Selbstverständlich kann und darf niemand Unternehmen grundsätzlich verbieten, Gebärdensprach-Avatare oder ähnliche Technologien zu entwickeln. Forschung, Technik und Innovation sind nicht per se falsch. Entscheidend ist jedoch, wie, für wen und unter wessen Kontrolle solche Technologien eingesetzt werden. Genau an diesem Punkt übernimmt der DGB eine wichtige bremsende Funktion – und diese Rolle ist von großer Bedeutung.
Ein bewusstes Bremsen ist keine Fortschrittsfeindlichkeit, sondern Ausdruck von Verantwortung. Gerade wenn es um Sprache, Kultur und Identität einer Minderheit geht, dürfen keine falschen Wege eingeschlagen werden. Fehler in diesem Bereich wirken langfristig und können kaum rückgängig gemacht werden. Deshalb ist Vorsicht kein Rückschritt, sondern ein notwendiger Schutzmechanismus.
Deaf24 teilt die klare Haltung, dass Profit niemals das Leitmotiv innerhalb der Gebärdensprachgemeinschaft sein darf. Gebärdensprache ist kein Produkt und kein Marktinstrument. Sie ist gelebte Sprache, kulturelles Erbe und Grundlage gesellschaftlicher Teilhabe. Wirtschaftliche Interessen dürfen diese Werte nicht überlagern oder verdrängen.
Ohne den Deutschen Gehörlosen-Bund geht es in solchen Fragen nicht. Der DGB verfügt über jahrzehntelange Erfahrungen, gewachsene Strukturen und tiefes Wissen über die realen Lebensbedingungen gehörloser Menschen. Diese Erfahrungen sind nicht theoretisch, sondern praktisch, historisch und gemeinschaftlich gewachsen. Sie lassen sich nicht durch technische Lösungen ersetzen.

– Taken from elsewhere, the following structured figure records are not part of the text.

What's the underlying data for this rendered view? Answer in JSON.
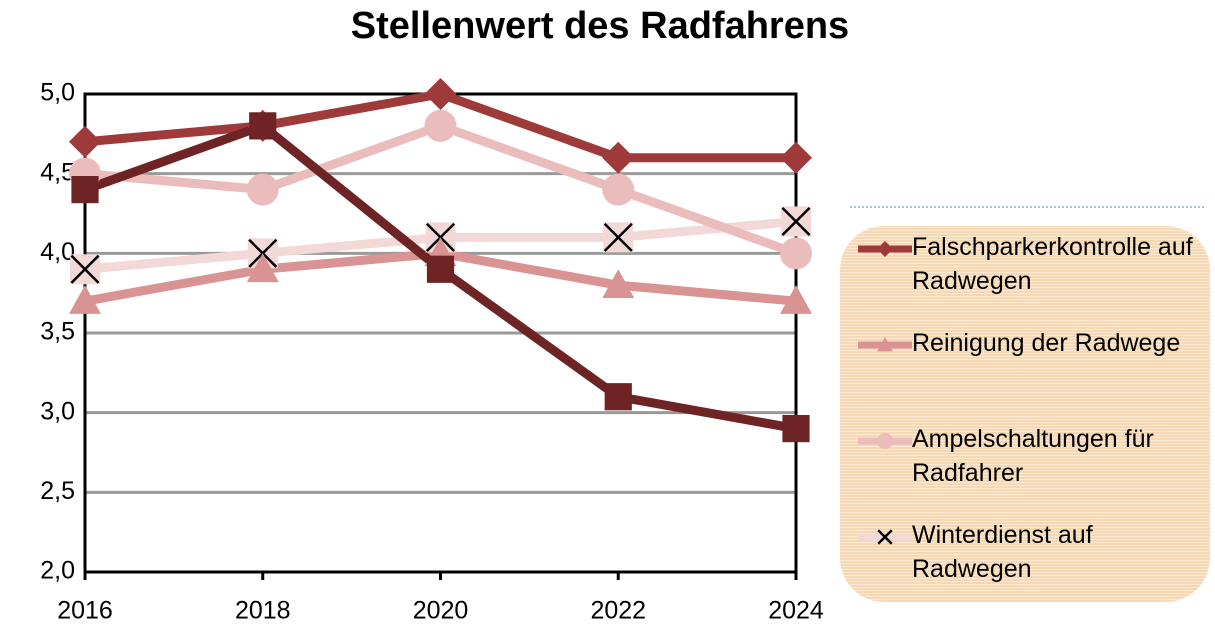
{
  "chart_data": {
    "type": "line",
    "title": "Stellenwert des Radfahrens",
    "x": [
      2016,
      2018,
      2020,
      2022,
      2024
    ],
    "xlim": [
      2016,
      2024
    ],
    "xticks": [
      2016,
      2018,
      2020,
      2022,
      2024
    ],
    "ylim": [
      2,
      5
    ],
    "yticks": [
      {
        "value": 2,
        "label": "2,0"
      },
      {
        "value": 2.5,
        "label": "2,5"
      },
      {
        "value": 3,
        "label": "3,0"
      },
      {
        "value": 3.5,
        "label": "3,5"
      },
      {
        "value": 4,
        "label": "4,0"
      },
      {
        "value": 4.5,
        "label": "4,5"
      },
      {
        "value": 5,
        "label": "5,0"
      }
    ],
    "grid": true,
    "series": [
      {
        "name": "Falschparkerkontrolle auf Radwegen",
        "color": "#9e3a3a",
        "marker": "diamond",
        "values": [
          4.7,
          4.8,
          5.0,
          4.6,
          4.6
        ]
      },
      {
        "name": "Reinigung der Radwege",
        "color": "#d99393",
        "marker": "triangle",
        "values": [
          3.7,
          3.9,
          4.0,
          3.8,
          3.7
        ]
      },
      {
        "name": "Ampelschaltungen für Radfahrer",
        "color": "#ebbcbc",
        "marker": "circle",
        "values": [
          4.5,
          4.4,
          4.8,
          4.4,
          4.0
        ]
      },
      {
        "name": "Winterdienst auf Radwegen",
        "color": "#f3d8d8",
        "marker": "x",
        "values": [
          3.9,
          4.0,
          4.1,
          4.1,
          4.2
        ]
      },
      {
        "color": "#6e2424",
        "marker": "square",
        "values": [
          4.4,
          4.8,
          3.9,
          3.1,
          2.9
        ]
      }
    ]
  }
}
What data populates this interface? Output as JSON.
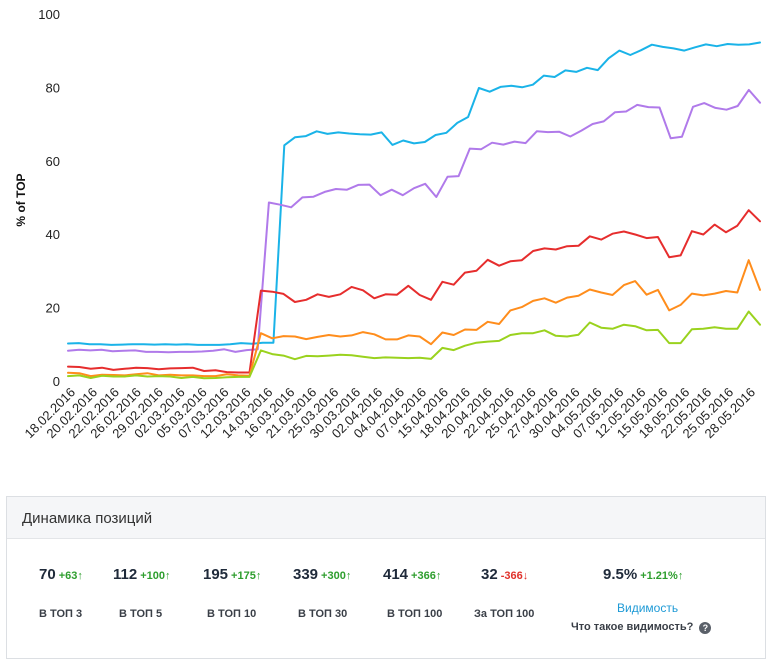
{
  "chart_data": {
    "type": "line",
    "ylabel": "% of TOP",
    "ylim": [
      0,
      100
    ],
    "yticks": [
      0,
      20,
      40,
      60,
      80,
      100
    ],
    "xtick_labels": [
      "18.02.2016",
      "20.02.2016",
      "22.02.2016",
      "26.02.2016",
      "29.02.2016",
      "02.03.2016",
      "05.03.2016",
      "07.03.2016",
      "12.03.2016",
      "14.03.2016",
      "16.03.2016",
      "21.03.2016",
      "25.03.2016",
      "30.03.2016",
      "02.04.2016",
      "04.04.2016",
      "07.04.2016",
      "15.04.2016",
      "18.04.2016",
      "20.04.2016",
      "22.04.2016",
      "25.04.2016",
      "27.04.2016",
      "30.04.2016",
      "04.05.2016",
      "07.05.2016",
      "12.05.2016",
      "15.05.2016",
      "18.05.2016",
      "22.05.2016",
      "25.05.2016",
      "28.05.2016"
    ],
    "grid": false,
    "legend": "none",
    "series": [
      {
        "color": "#1ab3e8",
        "values": [
          10.5,
          10.6,
          10.3,
          10.3,
          10.1,
          10.2,
          10.3,
          10.3,
          10.2,
          10.3,
          10.2,
          10.3,
          10.1,
          10.1,
          10.1,
          10.3,
          10.6,
          10.4,
          10.7,
          10.7,
          64.5,
          66.7,
          67.0,
          68.3,
          67.6,
          68.0,
          67.7,
          67.5,
          67.4,
          68.0,
          64.6,
          65.8,
          65.0,
          65.4,
          67.3,
          67.9,
          70.6,
          72.2,
          80.1,
          79.1,
          80.4,
          80.7,
          80.3,
          81.0,
          83.5,
          83.1,
          84.9,
          84.5,
          85.6,
          85.0,
          88.2,
          90.3,
          89.1,
          90.4,
          91.9,
          91.3,
          90.9,
          90.3,
          91.2,
          92.0,
          91.5,
          92.1,
          91.9,
          92.0,
          92.5
        ]
      },
      {
        "color": "#b07aea",
        "values": [
          8.5,
          8.8,
          8.6,
          8.8,
          8.4,
          8.5,
          8.6,
          8.2,
          8.2,
          8.1,
          8.2,
          8.2,
          8.3,
          8.5,
          8.9,
          8.2,
          8.7,
          8.9,
          48.9,
          48.3,
          47.6,
          50.3,
          50.5,
          51.8,
          52.6,
          52.4,
          53.7,
          53.8,
          50.9,
          52.4,
          50.9,
          52.8,
          54.0,
          50.4,
          55.9,
          56.1,
          63.6,
          63.4,
          65.2,
          64.7,
          65.5,
          65.1,
          68.3,
          68.1,
          68.2,
          66.9,
          68.5,
          70.3,
          71.0,
          73.5,
          73.7,
          75.5,
          74.9,
          74.8,
          66.4,
          66.8,
          75.0,
          76.0,
          74.7,
          74.2,
          75.2,
          79.6,
          76.1
        ]
      },
      {
        "color": "#e62d2d",
        "values": [
          4.2,
          4.1,
          3.6,
          3.9,
          3.3,
          3.6,
          3.9,
          3.8,
          3.5,
          3.7,
          3.8,
          3.9,
          3.0,
          3.2,
          2.7,
          2.6,
          2.6,
          24.9,
          24.6,
          24.0,
          21.8,
          22.4,
          23.9,
          23.2,
          23.9,
          25.9,
          25.0,
          22.8,
          23.9,
          23.8,
          26.2,
          23.7,
          22.4,
          27.3,
          26.5,
          29.8,
          30.3,
          33.3,
          31.7,
          32.9,
          33.2,
          35.7,
          36.4,
          36.1,
          37.0,
          37.1,
          39.7,
          38.8,
          40.4,
          41.0,
          40.2,
          39.2,
          39.5,
          34.0,
          34.5,
          41.1,
          40.2,
          42.9,
          40.8,
          42.6,
          46.8,
          43.8
        ]
      },
      {
        "color": "#ff8d1c",
        "values": [
          2.5,
          2.4,
          1.6,
          2.0,
          1.9,
          1.8,
          2.1,
          2.4,
          1.8,
          2.0,
          1.8,
          1.8,
          1.6,
          1.6,
          2.1,
          1.8,
          1.7,
          13.3,
          11.9,
          12.5,
          12.4,
          11.7,
          12.3,
          12.8,
          12.4,
          12.7,
          13.6,
          13.0,
          11.6,
          11.6,
          12.7,
          12.4,
          10.3,
          13.5,
          12.8,
          14.3,
          14.2,
          16.4,
          15.8,
          19.5,
          20.4,
          22.1,
          22.8,
          21.6,
          23.0,
          23.5,
          25.2,
          24.4,
          23.7,
          26.4,
          27.5,
          23.8,
          25.1,
          19.5,
          21.0,
          24.1,
          23.6,
          24.1,
          24.8,
          24.4,
          33.2,
          25.1
        ]
      },
      {
        "color": "#9ad21e",
        "values": [
          1.6,
          1.8,
          1.1,
          1.7,
          1.5,
          1.5,
          1.8,
          1.5,
          1.6,
          1.5,
          1.1,
          1.4,
          1.0,
          1.1,
          1.3,
          1.4,
          1.4,
          8.6,
          7.6,
          7.2,
          6.2,
          7.1,
          7.0,
          7.2,
          7.4,
          7.3,
          6.9,
          6.5,
          6.7,
          6.6,
          6.5,
          6.6,
          6.3,
          9.3,
          8.7,
          9.9,
          10.7,
          11.0,
          11.2,
          12.8,
          13.3,
          13.3,
          14.1,
          12.6,
          12.4,
          12.9,
          16.2,
          14.8,
          14.5,
          15.6,
          15.2,
          14.1,
          14.2,
          10.6,
          10.6,
          14.4,
          14.5,
          14.9,
          14.5,
          14.5,
          19.2,
          15.6
        ]
      }
    ]
  },
  "panel": {
    "title": "Динамика позиций",
    "stats": [
      {
        "value": "70",
        "delta": "+63",
        "dir": "up",
        "arrow": "↑",
        "label": "В ТОП 3"
      },
      {
        "value": "112",
        "delta": "+100",
        "dir": "up",
        "arrow": "↑",
        "label": "В ТОП 5"
      },
      {
        "value": "195",
        "delta": "+175",
        "dir": "up",
        "arrow": "↑",
        "label": "В ТОП 10"
      },
      {
        "value": "339",
        "delta": "+300",
        "dir": "up",
        "arrow": "↑",
        "label": "В ТОП 30"
      },
      {
        "value": "414",
        "delta": "+366",
        "dir": "up",
        "arrow": "↑",
        "label": "В ТОП 100"
      },
      {
        "value": "32",
        "delta": "-366",
        "dir": "down",
        "arrow": "↓",
        "label": "За ТОП 100"
      }
    ],
    "visibility": {
      "value": "9.5%",
      "delta": "+1.21%",
      "arrow": "↑",
      "link": "Видимость",
      "question": "Что такое видимость?",
      "help_icon": "?"
    }
  }
}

Gerade deshalb ist die Stimme des DGB in dieser Debatte unverzichtbar. Es geht nicht um Technik gegen Menschen, sondern um Technik für Menschen – und zwar unter der Führung und Kontrolle derjenigen, deren Sprache und Kultur betroffen sind. Deaf24 sieht im Vorgehen des DGB ein wichtiges Signal für Verantwortung, Schutz und Orientierung innerhalb der Gehörlosengemeinschaft.

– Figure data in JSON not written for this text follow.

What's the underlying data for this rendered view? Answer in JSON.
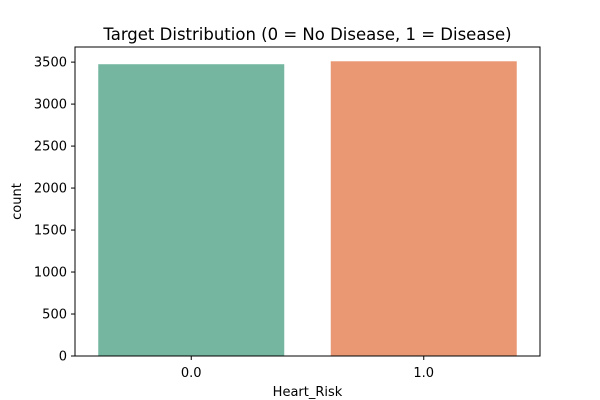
{
  "chart_data": {
    "type": "bar",
    "title": "Target Distribution (0 = No Disease, 1 = Disease)",
    "xlabel": "Heart_Risk",
    "ylabel": "count",
    "categories": [
      "0.0",
      "1.0"
    ],
    "values": [
      3475,
      3510
    ],
    "colors": [
      "#75b6a1",
      "#e99873"
    ],
    "ylim": [
      0,
      3680
    ],
    "yticks": [
      0,
      500,
      1000,
      1500,
      2000,
      2500,
      3000,
      3500
    ],
    "grid": false,
    "legend": "none"
  }
}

Forderung: Moratorium und Neuausrichtung
Die unterzeichnenden Verbände fordern ein zeitlich befristetes Moratorium für den Einsatz von Gebärdensprach-Avataren im öffentlichen Bereich. Dieses Moratorium ist kein Verbot, sondern ein notwendiger Stopp, um Schaden abzuwenden und neue, verantwortungsvolle Wege zu entwickeln.

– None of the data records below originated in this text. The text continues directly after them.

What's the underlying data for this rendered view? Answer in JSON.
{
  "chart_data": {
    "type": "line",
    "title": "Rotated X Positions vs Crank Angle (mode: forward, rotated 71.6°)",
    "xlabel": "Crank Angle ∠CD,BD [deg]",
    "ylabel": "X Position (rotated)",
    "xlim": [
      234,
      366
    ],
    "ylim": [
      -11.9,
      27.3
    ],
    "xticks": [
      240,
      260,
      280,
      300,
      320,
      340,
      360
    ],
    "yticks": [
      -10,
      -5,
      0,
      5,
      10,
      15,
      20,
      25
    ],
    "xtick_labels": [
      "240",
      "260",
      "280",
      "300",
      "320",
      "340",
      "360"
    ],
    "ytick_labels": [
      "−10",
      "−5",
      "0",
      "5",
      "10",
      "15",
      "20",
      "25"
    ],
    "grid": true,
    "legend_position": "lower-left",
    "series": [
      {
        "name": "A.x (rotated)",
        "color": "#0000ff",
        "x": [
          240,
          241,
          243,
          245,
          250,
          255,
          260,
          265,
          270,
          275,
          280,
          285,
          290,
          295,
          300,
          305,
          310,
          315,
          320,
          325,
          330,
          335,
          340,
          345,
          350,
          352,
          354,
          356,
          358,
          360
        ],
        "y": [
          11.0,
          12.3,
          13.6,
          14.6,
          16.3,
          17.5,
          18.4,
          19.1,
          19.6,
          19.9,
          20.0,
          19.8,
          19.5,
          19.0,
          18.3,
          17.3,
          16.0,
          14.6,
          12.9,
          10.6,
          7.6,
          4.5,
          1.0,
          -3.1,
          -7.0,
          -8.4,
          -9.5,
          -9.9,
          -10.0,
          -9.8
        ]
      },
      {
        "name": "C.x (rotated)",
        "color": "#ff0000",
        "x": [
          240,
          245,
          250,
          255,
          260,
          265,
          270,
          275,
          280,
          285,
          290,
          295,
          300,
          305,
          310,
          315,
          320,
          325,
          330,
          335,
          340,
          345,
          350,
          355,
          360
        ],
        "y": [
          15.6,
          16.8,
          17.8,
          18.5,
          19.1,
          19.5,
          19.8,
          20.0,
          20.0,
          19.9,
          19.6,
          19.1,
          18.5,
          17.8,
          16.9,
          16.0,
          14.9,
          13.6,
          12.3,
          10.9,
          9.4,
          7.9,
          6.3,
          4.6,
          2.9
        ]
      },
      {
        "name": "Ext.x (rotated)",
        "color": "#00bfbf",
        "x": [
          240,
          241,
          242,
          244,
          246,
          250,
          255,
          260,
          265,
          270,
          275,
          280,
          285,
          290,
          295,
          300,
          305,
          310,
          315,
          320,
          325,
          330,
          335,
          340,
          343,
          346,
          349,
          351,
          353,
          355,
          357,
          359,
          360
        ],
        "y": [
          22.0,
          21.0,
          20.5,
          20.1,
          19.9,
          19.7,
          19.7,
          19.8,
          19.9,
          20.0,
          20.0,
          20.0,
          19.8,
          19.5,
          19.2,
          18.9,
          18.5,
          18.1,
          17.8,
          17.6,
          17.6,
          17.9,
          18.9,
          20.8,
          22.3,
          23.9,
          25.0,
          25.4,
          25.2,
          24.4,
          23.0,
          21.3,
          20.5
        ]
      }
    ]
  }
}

Solange klare Qualitätsstandards, transparente Datenregeln, faire Vergütung und echte Deaf Leadership fehlen, darf kein öffentliches Geld in Avatar-Projekte fließen. Barrierefreiheit darf keine technische Abkürzung sein – sie muss gemeinsam mit der Gehörlosen-Gemeinschaft gestaltet werden.